A five-year-old needs 10 to 13 hours of sleep per 24-hour period, including any naps. That range comes from the American Academy of Sleep Medicine and aligns with the National Sleep Foundation’s recommendation for preschool-age children. Most five-year-olds land somewhere around 11 hours total, but the right amount for your child depends on how they function during the day.
Where Naps Fit In
By age five, the vast majority of children have stopped napping. About 94% of kids drop daytime sleep entirely by this age. If your five-year-old still naps, that’s normal too, and those naps count toward the 10-to-13-hour total. Children who do still nap at this age typically sleep about 1.5 hours during the day, with the rest coming at night.
If your child recently dropped their nap or is in the process of phasing it out, you may need to shift bedtime earlier to make up the difference. A child who was sleeping 10 hours at night plus a 1.5-hour nap will need closer to 11 or 11.5 hours of nighttime sleep once the nap disappears.
Why Those Hours Matter at This Age
Five is a pivotal year. Many children are starting or about to start kindergarten, and sleep directly affects how well that transition goes. Children who consistently slept 10 or more hours per night showed more favorable outcomes in social-emotional development, learning engagement, and academic performance during kindergarten, according to a study published in Pediatrics. Five- and six-year-olds with shorter sleep duration scored significantly lower on achievement tests at the end of first grade compared to well-rested peers. They also tended to score lower on standardized IQ tests.

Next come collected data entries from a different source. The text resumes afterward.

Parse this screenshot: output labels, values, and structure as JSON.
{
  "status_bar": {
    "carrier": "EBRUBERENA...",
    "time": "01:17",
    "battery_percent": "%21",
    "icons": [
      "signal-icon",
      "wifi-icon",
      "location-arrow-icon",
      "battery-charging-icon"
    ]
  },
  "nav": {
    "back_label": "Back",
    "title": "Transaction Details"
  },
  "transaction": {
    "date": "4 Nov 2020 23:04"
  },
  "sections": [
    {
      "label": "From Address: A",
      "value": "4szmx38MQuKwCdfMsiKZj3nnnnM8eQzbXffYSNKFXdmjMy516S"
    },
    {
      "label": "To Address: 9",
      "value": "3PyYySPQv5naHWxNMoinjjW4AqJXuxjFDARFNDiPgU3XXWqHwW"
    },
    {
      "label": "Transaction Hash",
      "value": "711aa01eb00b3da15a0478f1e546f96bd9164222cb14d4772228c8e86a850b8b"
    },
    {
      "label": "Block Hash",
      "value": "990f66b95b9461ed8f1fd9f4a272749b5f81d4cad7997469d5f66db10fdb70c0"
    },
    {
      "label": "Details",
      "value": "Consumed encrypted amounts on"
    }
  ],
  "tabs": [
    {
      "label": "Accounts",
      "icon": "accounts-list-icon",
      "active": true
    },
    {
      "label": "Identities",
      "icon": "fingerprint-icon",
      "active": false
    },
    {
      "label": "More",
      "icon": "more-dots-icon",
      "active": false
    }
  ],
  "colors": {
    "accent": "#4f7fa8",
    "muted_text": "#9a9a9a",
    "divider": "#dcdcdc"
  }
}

Sleep also plays a role in physical growth. Growth hormone pulses occur after sleep onset, particularly during deep sleep stages. While the relationship between deep sleep and growth hormone is more complex than once thought (disrupting deep sleep for a single night doesn’t seem to reduce growth hormone output), consistent, sufficient sleep over time supports healthy growth, bone density, and body composition.
Signs Your Child Isn’t Getting Enough
Sleep-deprived adults get sluggish. Sleep-deprived children often look the opposite: wired, impulsive, and emotionally volatile. If your five-year-old seems hyperactive, has trouble controlling impulses, melts down more easily than usual, or can’t sit still and pay attention, insufficient sleep may be a factor. These behavioral signs can mimic or worsen attention problems, which makes them easy to misattribute to something else.

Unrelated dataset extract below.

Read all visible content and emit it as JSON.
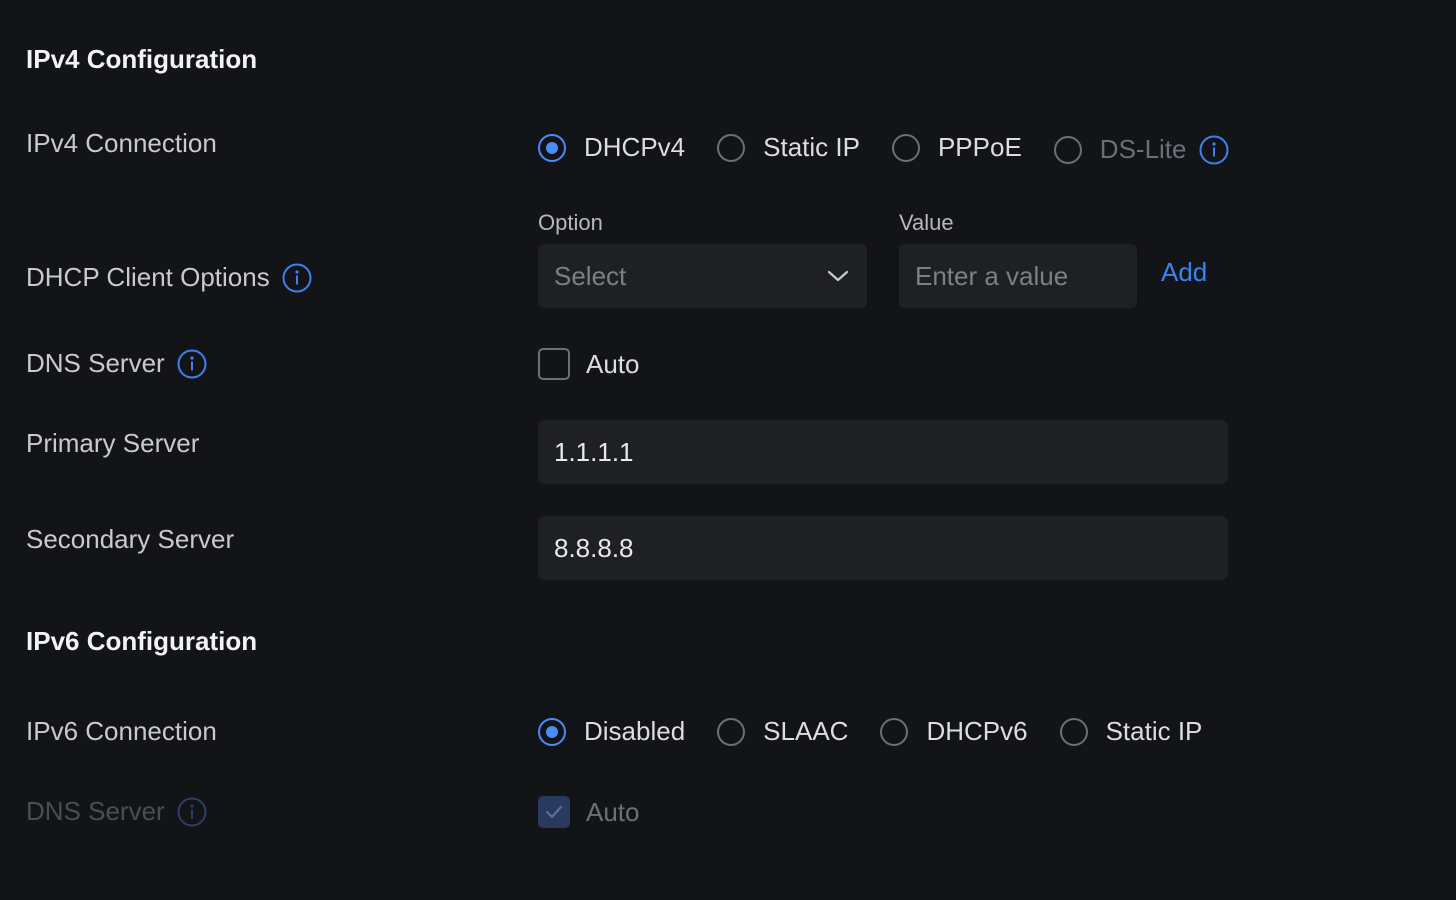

Other signs are more straightforward. Difficulty waking up in the morning, falling asleep in the car during short trips, or needing to be woken up well past their usual wake time on weekends all suggest a child isn’t banking enough hours during the week.

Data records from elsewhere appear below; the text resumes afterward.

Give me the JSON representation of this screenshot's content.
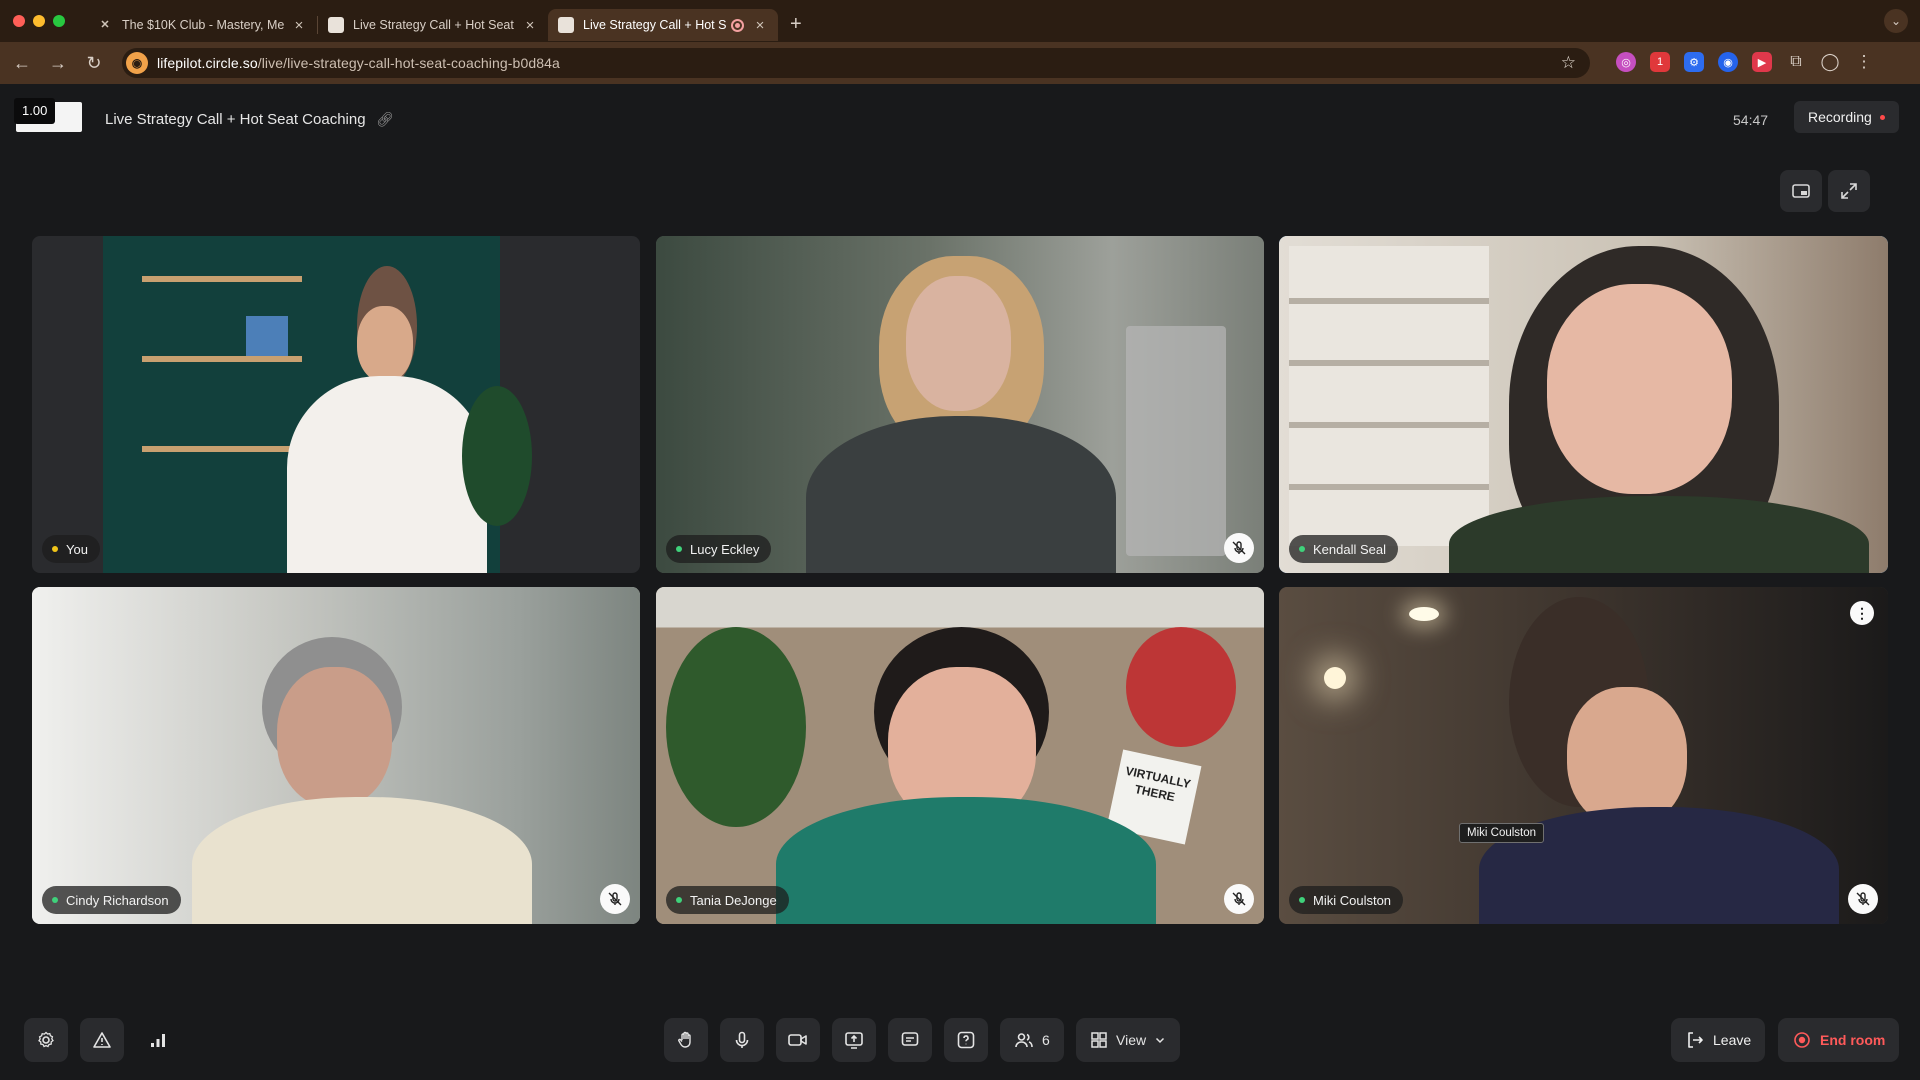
{
  "browser": {
    "tabs": [
      {
        "title": "The $10K Club - Mastery, Me",
        "active": false
      },
      {
        "title": "Live Strategy Call + Hot Seat",
        "active": false
      },
      {
        "title": "Live Strategy Call + Hot S",
        "active": true
      }
    ],
    "new_tab": "+",
    "url_host": "lifepilot.circle.so",
    "url_path": "/live/live-strategy-call-hot-seat-coaching-b0d84a",
    "extension_badge": "1"
  },
  "header": {
    "zoom_level": "1.00",
    "meeting_title": "Live Strategy Call + Hot Seat Coaching",
    "timer": "54:47",
    "recording_label": "Recording"
  },
  "participants": [
    {
      "name": "You",
      "muted": false,
      "self": true
    },
    {
      "name": "Lucy Eckley",
      "muted": true
    },
    {
      "name": "Kendall Seal",
      "muted": false,
      "speaking": true
    },
    {
      "name": "Cindy Richardson",
      "muted": true
    },
    {
      "name": "Tania DeJonge",
      "muted": true
    },
    {
      "name": "Miki Coulston",
      "muted": true,
      "hover_label": "Miki Coulston"
    }
  ],
  "scene_text": {
    "letterboard": "VIRTUALLY THERE"
  },
  "toolbar": {
    "participant_count": "6",
    "view_label": "View",
    "leave_label": "Leave",
    "end_label": "End room"
  },
  "colors": {
    "speaking_outline": "#2d84d8",
    "end_room_red": "#ff5a5a",
    "live_dot": "#3fd27b",
    "tab_bar": "#2b1d12"
  }
}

When Snoring Is a Red Flag
Not all sleep problems are about quantity. Some children sleep the right number of hours but don’t get restful sleep because of obstructive sleep apnea, a condition where the airway partially collapses during sleep. Loud nightly snoring is the most common sign. Other indicators include mouth breathing during sleep, pauses in breathing, restless sleep with tangled sheets, frequent nighttime awakenings, and bedwetting that starts up again after a dry period.
During the day, these children may have morning headaches, irritability, and declining performance at school. If your child snores most nights and shows any of these daytime symptoms, it’s worth raising with their pediatrician. Enlarged tonsils and adenoids are the most common cause at this age, and the condition is treatable.
Building a Bedtime Routine That Works
If your child needs to be asleep by 8:00 p.m. and wakes at 7:00 a.m., that’s 11 hours, right in the middle of the recommended range. Work backward from their wake time to figure out what bedtime needs to be, then build a consistent routine leading up to it.
An effective bedtime routine for a five-year-old lasts about 30 to 40 minutes and includes two to four calming activities in the same order each night. Brushing teeth, putting on pajamas, and reading a book or two is a classic sequence for good reason. The predictability signals to your child’s brain that sleep is coming. Positive, low-key interaction during this window (talking about the day, reading together) helps children settle more easily than being left to wind down alone.
Screens should stay out of the routine entirely. Television and tablets stimulate the brain and suppress the body’s natural production of the hormone that triggers sleepiness. Keep the bedroom cool, ideally between 68 and 72 degrees Fahrenheit, and as dark as possible. A small nightlight is fine if your child needs one, but overhead lights and bright lamps work against the biological signals that help children fall asleep.
Consistency matters more than perfection. Doing the same routine most nights of the week produces better results than an elaborate routine you can only manage a few times a week. Children who follow a regular bedtime routine fall asleep faster, wake less often during the night, and show benefits that extend beyond sleep into language development and emotional regulation.
The Transition to School-Age Recommendations
The 10-to-13-hour recommendation covers ages three through five. Once your child turns six, the guideline shifts to 9 to 11 hours. That doesn’t mean your child suddenly needs less sleep on their sixth birthday. The transition is gradual, and many six-year-olds still do best with 10 or more hours. Pay attention to how your child handles their day. If they’re alert, emotionally regulated, and able to focus during activities, they’re likely getting the right amount for their body.